Rich Wood, the union’s spokesman, said the union is talking to potential allies, which include many of the groups that campaigned against Initiative 1240 this fall, and is also looking at possible legal strategies.
Along with the union, state Superintendent of Public Instruction Randy Dorn has talked about challenging the initiative on constitutional grounds, and a new parent group, called Protect Our Public Schools, has also formed to support any legal action.
As approved by the voters, Initiative 1240 will allow up to 40 charter schools to open in Washington in the next five years.
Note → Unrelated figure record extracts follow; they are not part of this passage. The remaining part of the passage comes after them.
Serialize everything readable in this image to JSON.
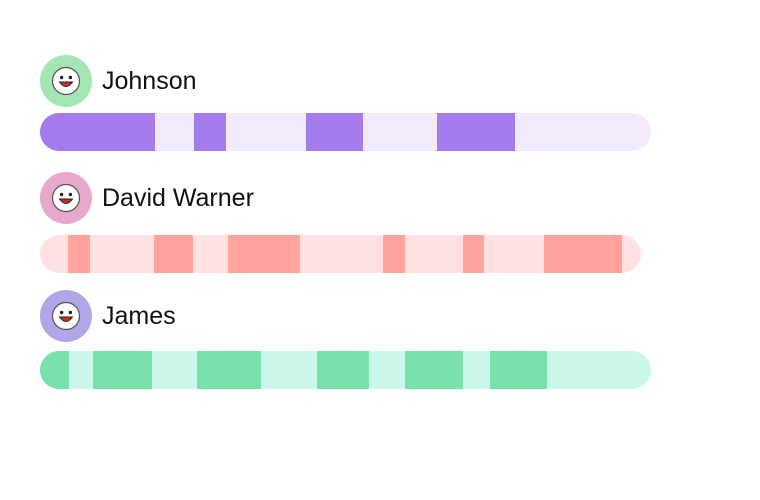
{
  "people": [
    {
      "name": "Johnson",
      "avatar_icon": "smiley-face-icon",
      "avatar_color": "#A3E6B4",
      "track_color": "#F3EAFC",
      "segment_color": "#A47BEC",
      "segments": [
        [
          0.0,
          0.189
        ],
        [
          0.252,
          0.304
        ],
        [
          0.436,
          0.529
        ],
        [
          0.649,
          0.777
        ]
      ]
    },
    {
      "name": "David Warner",
      "avatar_icon": "smiley-face-icon",
      "avatar_color": "#E8A8CC",
      "track_color": "#FFE1E1",
      "segment_color": "#FFA39C",
      "segments": [
        [
          0.047,
          0.083
        ],
        [
          0.189,
          0.254
        ],
        [
          0.313,
          0.433
        ],
        [
          0.571,
          0.607
        ],
        [
          0.703,
          0.738
        ],
        [
          0.838,
          0.969
        ]
      ]
    },
    {
      "name": "James",
      "avatar_icon": "smiley-face-icon",
      "avatar_color": "#B2A6E8",
      "track_color": "#CCF8EC",
      "segment_color": "#79E2AC",
      "segments": [
        [
          0.0,
          0.047
        ],
        [
          0.087,
          0.184
        ],
        [
          0.257,
          0.362
        ],
        [
          0.454,
          0.539
        ],
        [
          0.598,
          0.692
        ],
        [
          0.736,
          0.83
        ]
      ]
    }
  ]
}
Charter schools, which exist in most other states, are privately run but publicly funded schools that do not have to follow most of the rules and regulations that govern other public schools.
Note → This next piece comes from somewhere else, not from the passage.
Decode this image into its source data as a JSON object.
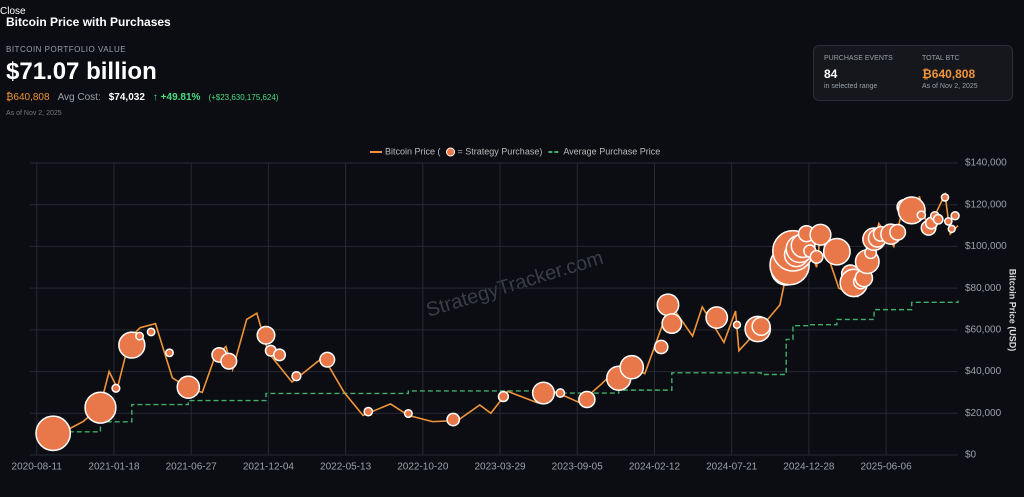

October 30, 2012 at 12:13 PM
As the election nears, the campaign to bring charter schools to Washington state reported another $1.5 million in donations from Paul Allen, founder of Vulcan, Inc. and co-founder of Microsoft. Allen has been a major supporter of past charter-school campaigns, too, along with his fellow Microsoft co-founder Bill Gates.
With $1.6 million in total in donations, Allen is now the third largest contributor to the Yes on 1240 campaign, behind Gates and Walmart heiress Alice Walton.
The second-largest contribution to the pro-charter group in the past week was $100,000 from Kemper Holdings, owned by Bellevue developer Kemper Freeman.
The total for the pro-charter campaign has now reached $10.8 million.
The anti-charter side has yet to hit $1 million. The bigger of the two anti-charter groups, People for Our Public Schools, has now raised $668,000. Recent large contributions included $10,000 from the Washington state chapter of the American Federation of Teachers, and $5,000 from SEIU Local 925.
The other group, called No on 1240, has raised $20,000.
October 9, 2012 at 5:03 PM
The campaign to bring charter schools to Washington state received two big donations last week — $2 million from Bill Gates and $1.1 million from Alice Walton, daughter of Wal-Mart founder Sam Walton.
Another $500,000 came from two New York residents, one of whom is the managing director of De Shaw and Co., a global investment and technology development firm based in Manhattan.
The group in favor of Initiative 1240 has now raised $8.3 million, dwarfing the contributions to the two opposition groups, which together have raised $277,000. More than half of that amount came from the state’s largest teachers union, the Washington Education Association.
Charter schools are independently run public schools that are given the flexibility to innovate, but are supposed to face increased accountability as well. More than 6,000 charters exist in 41 states.
In November, Washington voters will be asked for the fourth time whether to allow them to come here.